He said Government being proactive towards the integration and implementation of plans that would help deal with flood and spillage problems in the country would go a long way to prevent previous disasters that had befallen the country over the years.

Mr Annor who was addressing participants at a validation workshop on needs of assessment report on Integrated Flood Management (IMF) in the Volta Basin in Ghana organised by the Country Water Partnership Ghana (CWP-Ghana), said floods are increasingly happening in the country and there is the need for critical attention to be accorded the subject towards development.

“That is why the Flood and Drought Management Tools Project, which started in 2014 and expected to end in 2018 with support by the Global Environment Facility has been implemented.

“So with these findings from the Volta Basin in Ghana to assess needs related to IFM of the Volta Basin in Ghana is timely,” he said.

Mr Annor therefore mentioned baseline survey, promotion of technology development and transfer, promotion of gender in IFM, review of policies and institutional mandates related flood management in Ghana and promotion of data collection and sharing mechanisms among key institutions as some of the roadmaps for the implementation of IFM in Ghana.

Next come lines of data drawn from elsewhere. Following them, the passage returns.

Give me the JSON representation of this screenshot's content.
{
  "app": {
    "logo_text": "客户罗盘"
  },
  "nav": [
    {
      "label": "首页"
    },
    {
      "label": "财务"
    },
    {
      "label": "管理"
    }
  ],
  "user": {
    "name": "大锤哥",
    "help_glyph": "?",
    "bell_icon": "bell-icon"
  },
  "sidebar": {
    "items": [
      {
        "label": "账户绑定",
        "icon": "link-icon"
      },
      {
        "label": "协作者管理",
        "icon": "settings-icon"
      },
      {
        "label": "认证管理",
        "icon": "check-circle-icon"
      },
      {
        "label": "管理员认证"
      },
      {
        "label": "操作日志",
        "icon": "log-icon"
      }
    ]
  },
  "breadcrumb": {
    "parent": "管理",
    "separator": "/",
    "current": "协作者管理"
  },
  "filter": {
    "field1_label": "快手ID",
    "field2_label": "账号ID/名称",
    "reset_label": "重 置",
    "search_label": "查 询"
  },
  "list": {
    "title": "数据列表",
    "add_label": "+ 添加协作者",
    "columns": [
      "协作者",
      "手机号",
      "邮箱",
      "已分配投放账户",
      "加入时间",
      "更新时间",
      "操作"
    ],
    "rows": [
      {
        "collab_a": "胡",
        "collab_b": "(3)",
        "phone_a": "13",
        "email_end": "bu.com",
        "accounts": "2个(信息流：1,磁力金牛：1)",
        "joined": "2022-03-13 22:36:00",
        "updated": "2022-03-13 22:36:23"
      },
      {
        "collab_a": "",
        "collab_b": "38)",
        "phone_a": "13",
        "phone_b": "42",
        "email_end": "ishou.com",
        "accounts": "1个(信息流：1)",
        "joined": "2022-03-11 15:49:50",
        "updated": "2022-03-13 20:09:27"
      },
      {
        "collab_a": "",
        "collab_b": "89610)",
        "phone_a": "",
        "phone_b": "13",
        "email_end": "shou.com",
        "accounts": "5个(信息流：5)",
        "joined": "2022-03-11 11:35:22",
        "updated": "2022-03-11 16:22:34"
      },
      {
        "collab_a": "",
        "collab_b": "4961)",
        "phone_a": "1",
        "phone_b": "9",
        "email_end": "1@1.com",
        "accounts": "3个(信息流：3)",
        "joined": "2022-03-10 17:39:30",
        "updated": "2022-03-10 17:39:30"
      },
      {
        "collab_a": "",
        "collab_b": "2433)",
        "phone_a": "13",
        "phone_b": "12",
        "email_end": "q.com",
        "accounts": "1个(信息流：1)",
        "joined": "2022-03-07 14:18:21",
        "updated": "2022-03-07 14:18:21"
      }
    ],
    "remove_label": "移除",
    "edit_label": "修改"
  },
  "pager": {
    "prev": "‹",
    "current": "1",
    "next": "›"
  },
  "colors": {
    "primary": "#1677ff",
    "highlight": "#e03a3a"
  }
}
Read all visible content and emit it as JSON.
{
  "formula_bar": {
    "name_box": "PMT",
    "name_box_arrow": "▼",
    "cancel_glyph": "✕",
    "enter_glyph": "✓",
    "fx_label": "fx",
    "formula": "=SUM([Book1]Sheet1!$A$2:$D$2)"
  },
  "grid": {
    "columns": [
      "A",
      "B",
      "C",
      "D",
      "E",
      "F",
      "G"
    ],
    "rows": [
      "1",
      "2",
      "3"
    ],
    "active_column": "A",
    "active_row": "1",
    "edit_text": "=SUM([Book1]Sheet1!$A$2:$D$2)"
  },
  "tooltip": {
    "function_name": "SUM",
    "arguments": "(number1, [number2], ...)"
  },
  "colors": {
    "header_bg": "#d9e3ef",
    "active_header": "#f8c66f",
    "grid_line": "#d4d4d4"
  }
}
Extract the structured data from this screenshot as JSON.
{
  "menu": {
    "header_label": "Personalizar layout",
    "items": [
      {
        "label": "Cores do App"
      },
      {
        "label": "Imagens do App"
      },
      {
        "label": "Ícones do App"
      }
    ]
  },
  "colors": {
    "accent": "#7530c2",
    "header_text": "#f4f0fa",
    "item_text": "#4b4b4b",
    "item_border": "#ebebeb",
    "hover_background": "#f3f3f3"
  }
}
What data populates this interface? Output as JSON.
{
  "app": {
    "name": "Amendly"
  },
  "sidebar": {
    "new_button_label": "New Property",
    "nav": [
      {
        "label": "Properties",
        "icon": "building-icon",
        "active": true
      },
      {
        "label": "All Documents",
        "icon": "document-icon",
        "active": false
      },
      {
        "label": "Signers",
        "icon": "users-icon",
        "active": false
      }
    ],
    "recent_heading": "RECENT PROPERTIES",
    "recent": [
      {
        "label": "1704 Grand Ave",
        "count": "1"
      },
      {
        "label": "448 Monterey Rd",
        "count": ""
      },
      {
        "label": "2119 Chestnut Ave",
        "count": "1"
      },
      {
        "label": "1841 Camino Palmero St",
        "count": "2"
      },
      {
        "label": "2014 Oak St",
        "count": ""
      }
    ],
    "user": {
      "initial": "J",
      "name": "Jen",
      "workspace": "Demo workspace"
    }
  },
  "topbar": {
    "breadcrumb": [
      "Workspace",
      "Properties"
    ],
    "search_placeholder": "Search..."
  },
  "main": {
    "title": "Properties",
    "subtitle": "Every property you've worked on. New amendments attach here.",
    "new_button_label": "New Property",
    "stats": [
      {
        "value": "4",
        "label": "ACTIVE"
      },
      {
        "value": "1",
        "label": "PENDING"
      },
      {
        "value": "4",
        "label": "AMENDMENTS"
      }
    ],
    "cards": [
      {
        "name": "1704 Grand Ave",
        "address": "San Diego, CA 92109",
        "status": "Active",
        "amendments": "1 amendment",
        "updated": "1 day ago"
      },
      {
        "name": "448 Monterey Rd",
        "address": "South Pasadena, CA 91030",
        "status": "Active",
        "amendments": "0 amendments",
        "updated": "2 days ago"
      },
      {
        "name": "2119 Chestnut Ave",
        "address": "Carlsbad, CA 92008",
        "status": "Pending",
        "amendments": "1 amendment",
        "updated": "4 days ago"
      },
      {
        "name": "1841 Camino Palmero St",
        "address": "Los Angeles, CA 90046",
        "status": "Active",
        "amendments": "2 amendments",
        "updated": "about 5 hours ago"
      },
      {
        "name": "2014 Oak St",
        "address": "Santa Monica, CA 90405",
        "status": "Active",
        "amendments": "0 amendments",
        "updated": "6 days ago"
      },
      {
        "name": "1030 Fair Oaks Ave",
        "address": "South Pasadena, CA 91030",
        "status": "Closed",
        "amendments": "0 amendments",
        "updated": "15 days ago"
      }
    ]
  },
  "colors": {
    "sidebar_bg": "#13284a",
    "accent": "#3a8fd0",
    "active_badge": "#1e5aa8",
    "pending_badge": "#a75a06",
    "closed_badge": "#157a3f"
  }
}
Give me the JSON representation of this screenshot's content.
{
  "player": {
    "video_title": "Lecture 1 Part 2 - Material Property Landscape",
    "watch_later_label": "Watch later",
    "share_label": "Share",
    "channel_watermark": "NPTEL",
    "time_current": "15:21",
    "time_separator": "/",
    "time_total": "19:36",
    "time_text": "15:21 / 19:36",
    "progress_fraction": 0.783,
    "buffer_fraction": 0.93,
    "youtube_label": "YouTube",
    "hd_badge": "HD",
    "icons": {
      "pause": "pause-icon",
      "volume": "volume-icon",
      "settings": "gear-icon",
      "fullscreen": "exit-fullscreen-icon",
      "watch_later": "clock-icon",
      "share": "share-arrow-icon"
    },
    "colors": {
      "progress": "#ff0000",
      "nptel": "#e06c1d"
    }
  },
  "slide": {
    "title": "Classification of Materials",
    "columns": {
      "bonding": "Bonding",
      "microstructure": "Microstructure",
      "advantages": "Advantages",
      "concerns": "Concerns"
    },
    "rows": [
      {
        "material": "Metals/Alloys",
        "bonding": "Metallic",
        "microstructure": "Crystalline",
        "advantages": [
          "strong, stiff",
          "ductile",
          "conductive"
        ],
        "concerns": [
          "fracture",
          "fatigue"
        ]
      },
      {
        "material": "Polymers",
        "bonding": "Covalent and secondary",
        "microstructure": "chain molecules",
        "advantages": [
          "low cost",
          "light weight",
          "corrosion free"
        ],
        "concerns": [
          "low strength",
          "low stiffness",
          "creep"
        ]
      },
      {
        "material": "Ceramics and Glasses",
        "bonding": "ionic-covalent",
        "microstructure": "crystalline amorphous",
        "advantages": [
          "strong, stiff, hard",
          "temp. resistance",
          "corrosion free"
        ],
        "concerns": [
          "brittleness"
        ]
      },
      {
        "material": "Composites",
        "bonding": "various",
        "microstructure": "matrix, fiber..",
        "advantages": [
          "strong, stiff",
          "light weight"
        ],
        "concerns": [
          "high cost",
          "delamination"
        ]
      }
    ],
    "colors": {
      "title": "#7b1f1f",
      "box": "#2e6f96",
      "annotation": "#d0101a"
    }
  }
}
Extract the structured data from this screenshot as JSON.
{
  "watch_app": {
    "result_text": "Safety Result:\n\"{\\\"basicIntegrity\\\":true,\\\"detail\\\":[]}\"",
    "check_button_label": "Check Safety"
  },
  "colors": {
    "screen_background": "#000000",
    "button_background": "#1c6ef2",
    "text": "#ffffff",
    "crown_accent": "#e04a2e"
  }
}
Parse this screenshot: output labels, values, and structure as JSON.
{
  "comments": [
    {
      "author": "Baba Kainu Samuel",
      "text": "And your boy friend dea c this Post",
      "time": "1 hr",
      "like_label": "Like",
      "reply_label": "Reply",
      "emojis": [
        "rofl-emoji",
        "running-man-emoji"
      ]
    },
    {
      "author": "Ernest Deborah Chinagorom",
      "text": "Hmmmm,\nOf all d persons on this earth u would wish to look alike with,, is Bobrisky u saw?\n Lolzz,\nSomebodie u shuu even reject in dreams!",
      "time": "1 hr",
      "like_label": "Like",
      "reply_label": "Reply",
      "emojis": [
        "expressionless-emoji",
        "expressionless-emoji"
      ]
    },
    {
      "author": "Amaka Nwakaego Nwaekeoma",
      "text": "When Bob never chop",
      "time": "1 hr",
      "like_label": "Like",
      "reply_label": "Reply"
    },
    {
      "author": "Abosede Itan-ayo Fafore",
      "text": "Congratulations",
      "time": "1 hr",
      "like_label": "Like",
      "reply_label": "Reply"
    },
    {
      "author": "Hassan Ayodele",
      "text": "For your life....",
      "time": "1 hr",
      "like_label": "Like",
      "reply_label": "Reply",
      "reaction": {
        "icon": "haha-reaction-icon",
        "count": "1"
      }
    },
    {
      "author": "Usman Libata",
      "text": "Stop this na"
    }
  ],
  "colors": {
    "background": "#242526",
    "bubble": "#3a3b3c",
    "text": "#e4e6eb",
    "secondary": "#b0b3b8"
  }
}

Mr Maxwell Boateng-Gyimah, the Executive Secretary of the CWP-Ghana and Project Manager for Water, Climate and Development Programme (WACDEP), said in response to the climate change commitments, African Ministers Council on Water in collaboration with the Global Water Partnership developed the WACDEP for Africa.

He said WACDEP, which seeks to improve resilience to the increasing threat of climate change and variability to water resources is being implemented in Ghana by Country Water partnership.

According to the Executive Secretary of CWP-Ghana, as part of project implementation, a needs assessment study on IMF in the Volta Basin was carried out with the active support of the relevant institutions.

He said following that it was necessary for a validation workshop that would help authenticate findings of the study to guide the capacity development of key institutions in applying the concepts of IFM to prepare projects that would affect funding for implementation.

“More specifically, the workshop aims to inform stakeholders of the concept of integrated flood management, make inputs to the integrated floods management needs assessment report and validate the needs assessment report,” he said.

Mr Boateng-Gyimah noted that it was expected of the workshop to inform stakeholders of IFM concepts as well as validate needed assessment report for the Volta Basin in Ghana.

Mr Bright Tsriku, the Principal Disaster Control Officer of the National Disaster Management Organisation, said going forward there would be draft and demonstration projects to be carried in dealing with flood and spillage problems in the country.

He said identification of hotspots in various regions especially flood prone areas would help make the IFM a success in Ghana.

“Through short codes and ideological projects to be integrated in to the IFM will help citizens to receive early alerts on forecast and how to programme their schedules,” he said.

Participants comprise representatives of government institutions drawn from ministries, departments and agencies, civil society and other stakeholders who are involved directly or indirectly in water resources management and related fields.

Certificates were presented to some participants who had been trained for one and half year in the sector with eight countries being a part of the training.